Orman yangınları, son 10 yılda tüm dünyada alanını ve şiddetini iki kat artırdı. 2030’a kadar dünya genelinde orman yangınlarında yüzde 14, 2050’ye kadar da yüzde 30 artış olacağı öngörülüyor. İklim değişikliği, kuraklık ve kontrolsüz arazi kullanımı gibi faktörler, orman yangınlarında etkili. Bu nedenle orman yangını gibi çevresel afetlerin izlenmesi ve erken tespitinde yapay zeka ve uzay teknolojileri, özellikle küçük uydu sistemleri kullanılmaya başlandı.
7/24 GÖZETİM
Türkiye’de de şu an 14 İnsansız Hava Aracı (İHA), tüm ormanları 7/24 gözetleyerek yangınların tespit edilmesi ve kontrol altına alınmasında kritik rol oynuyor. Orman yangınlarına müdahale ise yapay zeka destekli çalışmalarla 11 dakikaya kadar indi. Bu kapsamda uydu, İHA ve yangın kulesi kameralarından alınan görüntüler, meteorolojik verilerle birleştiriliyor; yangın olasılığı, ilerlemesi ve etkileyeceği alan hesaplanarak riskli bölgeye ekipler yönlendiriliyor.

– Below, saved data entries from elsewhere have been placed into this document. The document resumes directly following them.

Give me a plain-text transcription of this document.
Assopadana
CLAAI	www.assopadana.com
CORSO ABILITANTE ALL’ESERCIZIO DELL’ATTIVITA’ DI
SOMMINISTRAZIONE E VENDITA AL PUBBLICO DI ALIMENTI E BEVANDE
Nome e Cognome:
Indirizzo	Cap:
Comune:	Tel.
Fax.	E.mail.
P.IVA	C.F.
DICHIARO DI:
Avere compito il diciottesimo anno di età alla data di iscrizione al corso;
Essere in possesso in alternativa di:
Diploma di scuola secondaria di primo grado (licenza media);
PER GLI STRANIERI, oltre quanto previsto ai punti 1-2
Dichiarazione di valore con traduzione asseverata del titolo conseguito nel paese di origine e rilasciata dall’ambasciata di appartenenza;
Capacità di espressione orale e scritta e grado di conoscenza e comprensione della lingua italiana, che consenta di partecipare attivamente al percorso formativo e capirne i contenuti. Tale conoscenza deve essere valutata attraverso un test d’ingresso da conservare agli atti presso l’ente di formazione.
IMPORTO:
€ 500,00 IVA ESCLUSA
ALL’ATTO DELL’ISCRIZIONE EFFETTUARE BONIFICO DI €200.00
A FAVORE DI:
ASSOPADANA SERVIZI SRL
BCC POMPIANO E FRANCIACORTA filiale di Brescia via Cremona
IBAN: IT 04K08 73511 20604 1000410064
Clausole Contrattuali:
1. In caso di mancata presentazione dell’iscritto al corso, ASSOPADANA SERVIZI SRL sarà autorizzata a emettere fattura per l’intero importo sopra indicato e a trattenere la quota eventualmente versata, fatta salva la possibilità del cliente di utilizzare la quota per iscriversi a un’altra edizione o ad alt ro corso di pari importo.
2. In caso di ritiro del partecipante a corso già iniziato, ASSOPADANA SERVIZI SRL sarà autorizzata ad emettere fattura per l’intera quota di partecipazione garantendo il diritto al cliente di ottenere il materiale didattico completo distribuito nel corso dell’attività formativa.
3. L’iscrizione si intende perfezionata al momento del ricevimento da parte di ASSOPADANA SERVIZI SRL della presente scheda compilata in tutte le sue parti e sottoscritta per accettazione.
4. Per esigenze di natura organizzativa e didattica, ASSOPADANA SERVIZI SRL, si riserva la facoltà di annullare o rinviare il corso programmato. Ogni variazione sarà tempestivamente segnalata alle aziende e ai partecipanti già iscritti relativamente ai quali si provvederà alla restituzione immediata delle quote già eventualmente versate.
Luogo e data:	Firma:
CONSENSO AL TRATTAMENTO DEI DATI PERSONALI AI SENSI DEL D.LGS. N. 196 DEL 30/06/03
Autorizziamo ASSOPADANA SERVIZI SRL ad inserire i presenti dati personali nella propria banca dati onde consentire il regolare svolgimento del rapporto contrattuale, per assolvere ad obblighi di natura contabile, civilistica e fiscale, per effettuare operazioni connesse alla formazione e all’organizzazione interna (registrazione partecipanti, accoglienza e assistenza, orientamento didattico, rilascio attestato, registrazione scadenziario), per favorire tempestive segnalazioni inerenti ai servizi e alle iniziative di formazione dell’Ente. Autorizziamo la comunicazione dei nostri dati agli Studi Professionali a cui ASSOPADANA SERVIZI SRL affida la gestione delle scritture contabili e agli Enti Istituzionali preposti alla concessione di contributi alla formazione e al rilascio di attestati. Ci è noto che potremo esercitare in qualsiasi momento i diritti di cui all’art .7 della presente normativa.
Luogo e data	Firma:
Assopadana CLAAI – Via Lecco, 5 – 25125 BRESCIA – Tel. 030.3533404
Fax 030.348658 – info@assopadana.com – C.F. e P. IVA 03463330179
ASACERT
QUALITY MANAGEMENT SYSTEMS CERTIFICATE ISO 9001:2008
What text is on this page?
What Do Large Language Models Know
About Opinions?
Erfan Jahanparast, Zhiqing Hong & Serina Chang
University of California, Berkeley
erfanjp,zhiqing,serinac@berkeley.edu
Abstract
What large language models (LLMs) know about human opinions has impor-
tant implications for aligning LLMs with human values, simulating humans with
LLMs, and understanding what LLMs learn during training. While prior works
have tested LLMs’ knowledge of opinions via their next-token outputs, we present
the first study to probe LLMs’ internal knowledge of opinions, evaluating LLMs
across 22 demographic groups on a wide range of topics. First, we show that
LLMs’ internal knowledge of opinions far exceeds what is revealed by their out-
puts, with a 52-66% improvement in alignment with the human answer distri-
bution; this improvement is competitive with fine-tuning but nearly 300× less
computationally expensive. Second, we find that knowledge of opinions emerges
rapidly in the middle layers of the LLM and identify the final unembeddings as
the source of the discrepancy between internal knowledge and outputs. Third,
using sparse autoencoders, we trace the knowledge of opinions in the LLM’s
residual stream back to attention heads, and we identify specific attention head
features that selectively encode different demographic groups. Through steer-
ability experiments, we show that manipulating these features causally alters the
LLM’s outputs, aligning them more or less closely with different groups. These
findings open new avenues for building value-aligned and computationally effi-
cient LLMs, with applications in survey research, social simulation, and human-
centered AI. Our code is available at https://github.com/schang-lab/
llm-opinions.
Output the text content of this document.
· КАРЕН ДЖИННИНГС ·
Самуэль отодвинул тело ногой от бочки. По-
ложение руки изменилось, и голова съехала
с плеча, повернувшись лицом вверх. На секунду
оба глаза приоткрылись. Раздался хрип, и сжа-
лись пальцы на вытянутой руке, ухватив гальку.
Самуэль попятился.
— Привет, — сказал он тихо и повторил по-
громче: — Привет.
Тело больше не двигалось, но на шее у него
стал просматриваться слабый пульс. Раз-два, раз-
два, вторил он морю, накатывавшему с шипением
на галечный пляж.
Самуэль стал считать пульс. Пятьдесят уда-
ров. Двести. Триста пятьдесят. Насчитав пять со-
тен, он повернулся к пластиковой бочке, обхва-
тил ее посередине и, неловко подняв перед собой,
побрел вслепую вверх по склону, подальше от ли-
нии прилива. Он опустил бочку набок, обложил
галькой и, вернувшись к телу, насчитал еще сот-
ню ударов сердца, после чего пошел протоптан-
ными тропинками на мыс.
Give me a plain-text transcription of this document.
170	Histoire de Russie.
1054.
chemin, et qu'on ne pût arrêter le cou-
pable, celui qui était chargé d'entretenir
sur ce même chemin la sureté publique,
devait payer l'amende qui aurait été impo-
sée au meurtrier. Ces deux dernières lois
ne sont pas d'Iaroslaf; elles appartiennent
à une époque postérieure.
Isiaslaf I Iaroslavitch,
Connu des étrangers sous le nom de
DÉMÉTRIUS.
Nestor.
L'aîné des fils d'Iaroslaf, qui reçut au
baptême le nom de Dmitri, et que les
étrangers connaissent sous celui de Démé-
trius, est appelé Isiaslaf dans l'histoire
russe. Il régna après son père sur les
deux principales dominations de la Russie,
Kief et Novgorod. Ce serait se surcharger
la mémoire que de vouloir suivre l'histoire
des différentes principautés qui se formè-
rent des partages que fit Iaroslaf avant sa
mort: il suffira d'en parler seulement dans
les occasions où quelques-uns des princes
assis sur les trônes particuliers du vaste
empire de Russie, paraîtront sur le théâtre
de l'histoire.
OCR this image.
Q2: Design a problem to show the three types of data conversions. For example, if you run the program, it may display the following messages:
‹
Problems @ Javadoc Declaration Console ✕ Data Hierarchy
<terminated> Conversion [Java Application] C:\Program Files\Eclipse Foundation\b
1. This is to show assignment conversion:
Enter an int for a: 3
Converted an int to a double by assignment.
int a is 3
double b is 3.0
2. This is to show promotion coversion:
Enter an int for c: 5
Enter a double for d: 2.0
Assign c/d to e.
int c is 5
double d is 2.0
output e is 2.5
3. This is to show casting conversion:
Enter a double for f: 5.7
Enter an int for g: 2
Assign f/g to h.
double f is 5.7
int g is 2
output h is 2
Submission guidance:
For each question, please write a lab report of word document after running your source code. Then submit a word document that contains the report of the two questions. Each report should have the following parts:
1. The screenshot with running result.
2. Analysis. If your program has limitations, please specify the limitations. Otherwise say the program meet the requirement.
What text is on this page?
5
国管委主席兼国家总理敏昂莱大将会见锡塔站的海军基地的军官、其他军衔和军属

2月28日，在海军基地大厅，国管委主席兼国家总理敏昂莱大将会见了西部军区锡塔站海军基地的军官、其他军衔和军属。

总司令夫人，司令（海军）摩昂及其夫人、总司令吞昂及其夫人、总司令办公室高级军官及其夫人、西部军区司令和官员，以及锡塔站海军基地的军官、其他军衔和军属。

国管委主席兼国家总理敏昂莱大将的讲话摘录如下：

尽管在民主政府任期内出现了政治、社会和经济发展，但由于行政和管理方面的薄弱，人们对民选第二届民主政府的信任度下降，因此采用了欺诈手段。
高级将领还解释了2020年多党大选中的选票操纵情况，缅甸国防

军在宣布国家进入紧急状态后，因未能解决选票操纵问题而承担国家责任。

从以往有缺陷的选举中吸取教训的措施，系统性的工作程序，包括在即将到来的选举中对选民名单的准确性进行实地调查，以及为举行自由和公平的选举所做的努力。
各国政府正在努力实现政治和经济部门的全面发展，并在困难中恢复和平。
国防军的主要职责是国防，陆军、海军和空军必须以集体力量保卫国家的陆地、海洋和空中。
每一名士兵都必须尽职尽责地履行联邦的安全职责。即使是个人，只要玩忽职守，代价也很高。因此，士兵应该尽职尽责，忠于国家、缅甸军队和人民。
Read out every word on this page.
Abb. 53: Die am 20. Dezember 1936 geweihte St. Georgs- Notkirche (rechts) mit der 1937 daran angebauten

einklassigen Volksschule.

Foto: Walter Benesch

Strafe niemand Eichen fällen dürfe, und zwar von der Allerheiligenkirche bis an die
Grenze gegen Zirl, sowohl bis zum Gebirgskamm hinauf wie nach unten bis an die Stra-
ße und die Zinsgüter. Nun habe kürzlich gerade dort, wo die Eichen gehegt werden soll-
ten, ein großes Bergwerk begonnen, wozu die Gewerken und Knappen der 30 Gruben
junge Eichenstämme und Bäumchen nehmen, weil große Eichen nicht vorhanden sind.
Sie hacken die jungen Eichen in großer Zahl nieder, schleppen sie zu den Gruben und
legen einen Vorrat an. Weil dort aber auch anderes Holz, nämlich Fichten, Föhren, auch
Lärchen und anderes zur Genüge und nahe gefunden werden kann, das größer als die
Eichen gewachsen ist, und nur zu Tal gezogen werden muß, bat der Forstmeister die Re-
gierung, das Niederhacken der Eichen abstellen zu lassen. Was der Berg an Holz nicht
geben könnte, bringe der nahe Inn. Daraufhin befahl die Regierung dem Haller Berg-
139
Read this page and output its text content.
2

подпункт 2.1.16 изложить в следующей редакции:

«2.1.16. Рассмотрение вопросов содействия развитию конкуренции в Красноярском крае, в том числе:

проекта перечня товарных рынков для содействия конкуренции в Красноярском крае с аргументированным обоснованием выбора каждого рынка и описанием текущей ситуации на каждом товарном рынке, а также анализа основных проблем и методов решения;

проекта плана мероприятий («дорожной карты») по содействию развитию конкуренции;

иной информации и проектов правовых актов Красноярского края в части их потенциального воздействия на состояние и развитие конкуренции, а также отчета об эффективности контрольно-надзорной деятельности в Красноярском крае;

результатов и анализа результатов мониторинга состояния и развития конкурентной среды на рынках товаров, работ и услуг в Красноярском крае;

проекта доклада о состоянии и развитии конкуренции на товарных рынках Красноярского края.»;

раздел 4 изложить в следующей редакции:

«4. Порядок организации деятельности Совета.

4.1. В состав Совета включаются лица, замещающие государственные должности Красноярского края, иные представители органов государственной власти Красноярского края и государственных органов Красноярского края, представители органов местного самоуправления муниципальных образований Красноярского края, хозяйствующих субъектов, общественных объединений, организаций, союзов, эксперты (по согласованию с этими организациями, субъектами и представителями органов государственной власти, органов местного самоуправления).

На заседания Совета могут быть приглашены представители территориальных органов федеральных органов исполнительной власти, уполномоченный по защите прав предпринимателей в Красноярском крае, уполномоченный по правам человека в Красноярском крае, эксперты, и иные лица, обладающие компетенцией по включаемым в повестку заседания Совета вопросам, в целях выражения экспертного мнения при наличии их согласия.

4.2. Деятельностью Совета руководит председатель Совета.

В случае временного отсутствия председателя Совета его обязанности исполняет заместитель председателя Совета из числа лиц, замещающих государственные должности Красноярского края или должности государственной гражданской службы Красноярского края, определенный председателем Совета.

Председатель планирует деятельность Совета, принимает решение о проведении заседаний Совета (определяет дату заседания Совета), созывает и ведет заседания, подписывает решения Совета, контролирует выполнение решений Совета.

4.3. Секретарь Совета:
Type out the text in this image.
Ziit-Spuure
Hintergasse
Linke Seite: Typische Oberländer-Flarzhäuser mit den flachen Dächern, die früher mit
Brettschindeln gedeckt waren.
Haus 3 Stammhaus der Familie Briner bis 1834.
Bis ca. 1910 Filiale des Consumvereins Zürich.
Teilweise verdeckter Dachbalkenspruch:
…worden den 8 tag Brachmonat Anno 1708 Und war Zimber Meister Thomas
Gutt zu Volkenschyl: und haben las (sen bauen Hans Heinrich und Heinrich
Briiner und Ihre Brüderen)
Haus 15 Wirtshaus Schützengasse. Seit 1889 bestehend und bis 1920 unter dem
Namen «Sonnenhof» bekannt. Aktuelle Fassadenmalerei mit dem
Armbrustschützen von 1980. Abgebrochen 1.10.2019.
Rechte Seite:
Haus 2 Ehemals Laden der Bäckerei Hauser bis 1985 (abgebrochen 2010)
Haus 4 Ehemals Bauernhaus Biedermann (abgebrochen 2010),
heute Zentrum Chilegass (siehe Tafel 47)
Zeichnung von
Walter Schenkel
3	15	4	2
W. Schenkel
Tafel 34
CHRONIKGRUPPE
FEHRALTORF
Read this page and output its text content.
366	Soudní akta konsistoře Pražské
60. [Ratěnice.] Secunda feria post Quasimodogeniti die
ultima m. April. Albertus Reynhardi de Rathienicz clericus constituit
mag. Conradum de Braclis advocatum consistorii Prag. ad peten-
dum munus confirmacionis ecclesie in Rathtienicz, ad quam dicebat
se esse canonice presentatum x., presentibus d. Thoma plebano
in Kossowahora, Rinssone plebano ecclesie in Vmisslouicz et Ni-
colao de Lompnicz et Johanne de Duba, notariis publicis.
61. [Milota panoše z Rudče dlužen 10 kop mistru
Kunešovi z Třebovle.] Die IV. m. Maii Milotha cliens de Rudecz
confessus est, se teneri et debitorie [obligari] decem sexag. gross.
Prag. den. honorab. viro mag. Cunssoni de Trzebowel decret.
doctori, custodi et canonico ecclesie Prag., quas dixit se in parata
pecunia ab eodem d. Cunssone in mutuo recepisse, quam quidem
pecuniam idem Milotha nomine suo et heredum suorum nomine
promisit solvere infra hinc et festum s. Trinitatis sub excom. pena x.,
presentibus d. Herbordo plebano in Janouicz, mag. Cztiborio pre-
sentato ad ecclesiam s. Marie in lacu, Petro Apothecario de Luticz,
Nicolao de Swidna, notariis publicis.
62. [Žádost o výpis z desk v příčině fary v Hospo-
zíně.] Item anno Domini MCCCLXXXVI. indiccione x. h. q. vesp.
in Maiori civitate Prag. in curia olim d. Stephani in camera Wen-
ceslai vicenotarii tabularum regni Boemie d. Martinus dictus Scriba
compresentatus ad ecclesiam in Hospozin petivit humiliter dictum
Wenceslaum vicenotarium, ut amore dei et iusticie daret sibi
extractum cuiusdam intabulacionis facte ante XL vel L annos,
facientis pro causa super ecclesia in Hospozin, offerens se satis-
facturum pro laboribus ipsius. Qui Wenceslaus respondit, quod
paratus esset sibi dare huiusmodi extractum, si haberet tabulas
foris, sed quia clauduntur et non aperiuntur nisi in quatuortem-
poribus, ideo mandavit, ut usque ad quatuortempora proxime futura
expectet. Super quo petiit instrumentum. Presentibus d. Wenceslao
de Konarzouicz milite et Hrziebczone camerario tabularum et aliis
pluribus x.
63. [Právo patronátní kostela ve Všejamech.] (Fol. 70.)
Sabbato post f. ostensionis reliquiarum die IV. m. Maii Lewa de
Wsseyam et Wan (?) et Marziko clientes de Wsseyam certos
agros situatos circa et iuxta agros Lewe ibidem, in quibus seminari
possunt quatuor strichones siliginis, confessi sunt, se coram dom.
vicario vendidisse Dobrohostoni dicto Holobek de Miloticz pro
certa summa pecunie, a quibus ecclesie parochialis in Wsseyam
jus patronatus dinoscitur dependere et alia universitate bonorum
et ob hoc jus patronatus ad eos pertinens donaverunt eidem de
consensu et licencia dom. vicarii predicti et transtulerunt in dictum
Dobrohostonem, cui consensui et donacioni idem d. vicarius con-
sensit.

COĞRAFYAYA UYGUN SİSTEMLER
Teknopark İstanbul’da yapay zeka alanında faaliyet gösteren SPATIUM’un kurucularından Abdullah Özkan, son yıllarda orman yangınlarıyla mücadelede önemli adımlar atıldığını, Orman Genel Müdürlüğü’nün uydu görüntüleme sistemleri ve sabit gözetleme kuleleriyle yangın tespiti konusunda ilerleme kaydedildiğini söyledi. Bazı bölgelerde İHA kullanımı ve yapay zeka tabanlı veri analizi üzerine pilot projeler başlatıldığını dile getiren Özkan, şu bilgiyi verdi: “Bununla birlikte, eksiklikler de göz ardı edilmemeli. En büyük eksikliğin bulunduğu alan, yangının erken aşamada tespiti ve uyarı sistemlerinde. Genellikle sınırlı kapsama alanı ve gerçek zamanlı veri işleme kapasitesinin yetersizliği nedeniyle bu sistemler istenen etkinlikte değil. Türkiye’nin coğrafi çeşitliliğine uygun, ölçeklenebilir ve entegre sistemlere odaklanılması, bu mücadelede daha etkili sonuçlar doğuracak.”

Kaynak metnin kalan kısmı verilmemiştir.